De castañas emplearemos como tres cuartos de kilo, que pondremos en remojo durante un par de horitas una vez que a todas ellas le hayamos hecho una incisión en las respectivas barriguillas (fig. 1)

Por otro lado picaremos muy menudas dos buenas cebollas y tres o cuatro zanahorias (fig. 2), que llevaremos a la sartén para sofreírlas. Una vez listas las haremos habitar en el fondo de una olla exprés y que allí aguarden a las visitas.

Secaremos con papel de cocina la carne de jabalí (fig. 3), salpimentaremos y doraremos a fuego fuerte (fig. 4). Acabado lo cual, la echaremos en la olla junto con el adobo (sin el romero y el tomillo, ojo) y añadiremos hasta cubrir caldo de carne (avecrem si llevamos prisa). ¡La sal, que no se olvide la sal! Cuando el pitorro de la olla comience a silbar contaremos media horita.

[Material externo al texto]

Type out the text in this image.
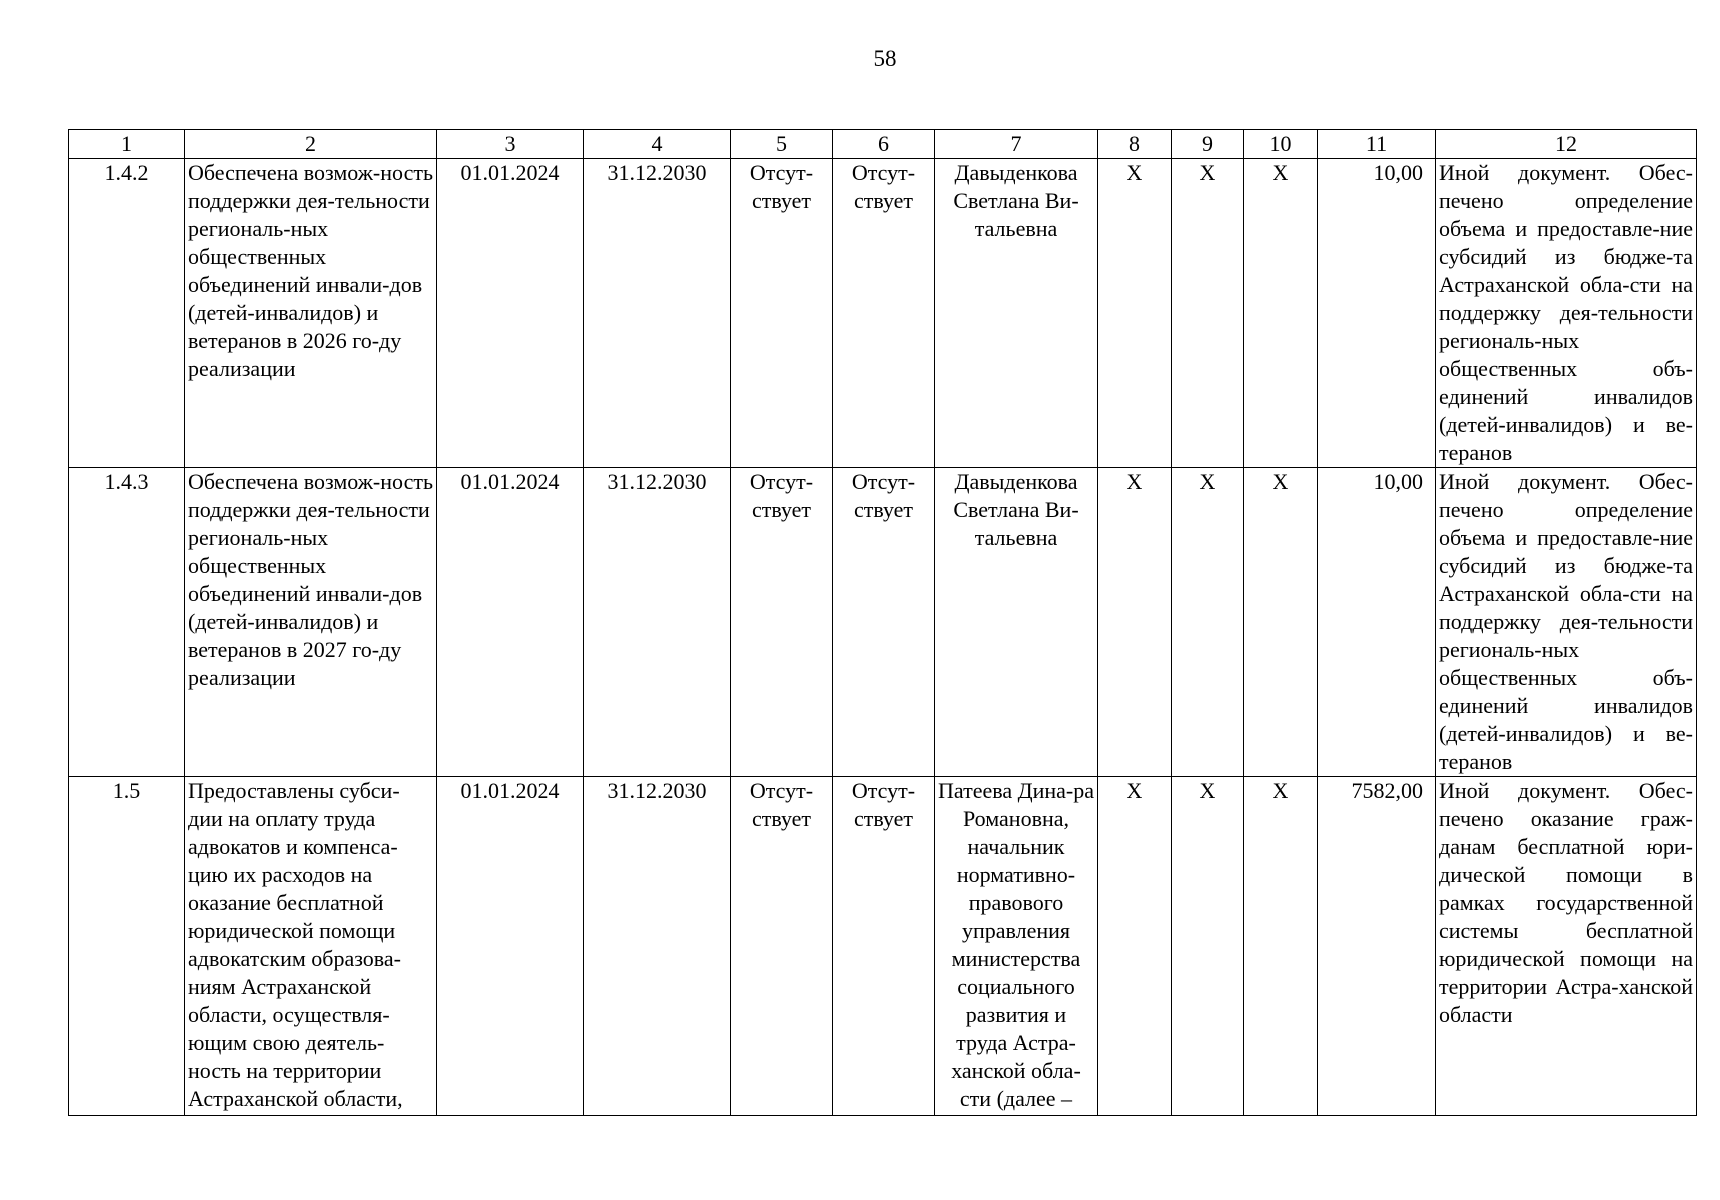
58
1	2	3	4	5	6	7	8	9	10	11	12
1.4.2	Обеспечена возмож-ность поддержки дея-тельности региональ-ных общественных объединений инвали-дов (детей-инвалидов) и ветеранов в 2026 го-ду реализации	01.01.2024	31.12.2030	Отсут-ствует	Отсут-ствует	Давыденкова Светлана Ви-тальевна	X	X	X	10,00	Иной документ. Обес-печено определение объема и предоставле-ние субсидий из бюдже-та Астраханской обла-сти на поддержку дея-тельности региональ-ных общественных объ-единений инвалидов (детей-инвалидов) и ве-теранов
1.4.3	Обеспечена возмож-ность поддержки дея-тельности региональ-ных общественных объединений инвали-дов (детей-инвалидов) и ветеранов в 2027 го-ду реализации	01.01.2024	31.12.2030	Отсут-ствует	Отсут-ствует	Давыденкова Светлана Ви-тальевна	X	X	X	10,00	Иной документ. Обес-печено определение объема и предоставле-ние субсидий из бюдже-та Астраханской обла-сти на поддержку дея-тельности региональ-ных общественных объ-единений инвалидов (детей-инвалидов) и ве-теранов
1.5	Предоставлены субси-дии на оплату труда адвокатов и компенса-цию их расходов на оказание бесплатной юридической помощи адвокатским образова-ниям Астраханской области, осуществля-ющим свою деятель-ность на территории Астраханской области,	01.01.2024	31.12.2030	Отсут-ствует	Отсут-ствует	Патеева Дина-ра Романовна, начальник нормативно-правового управления министерства социального развития и труда Астра-ханской обла-сти (далее –	X	X	X	7582,00	Иной документ. Обес-печено оказание граж-данам бесплатной юри-дической помощи в рамках государственной системы бесплатной юридической помощи на территории Астра-ханской области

Mientras tanto iremos soasando castañas, que tras el remojo se presentan gordas y lustrosas (fig. 5). Puestas por turno en un plato, dos minutos en el microondas a toda máquina son suficientes como para que la cáscara y la piel se desprendan sin demasiado engorro.

Así peladitas (fig. 6) las añadiremos al guiso y dejaremos cocer el conjunto a olla destapada hasta reducir fluidos pero sin dejar que las castañas lleguen a deshacerse. Rectificamos de sal si es preciso. Finalmente, completaremos el estofado con un popurrí de setillas de bote (y mejor de sin bote para el que las tenga a mano) donde hay unas así naranjitas y pequeñas que están deliciosas pero que desconozco el nombre (fig. 7). Esto de las setas es más que nada para acrecentar el aire otoñal del plato, vamos.

Como guarnición nada mejor que unas patatas fritas, pero cortadas en generosas tajadas y con piel, algo así como las patatas DeLuxe del McDonald’s pero sin niños dando por culo alrededor (fig. 8)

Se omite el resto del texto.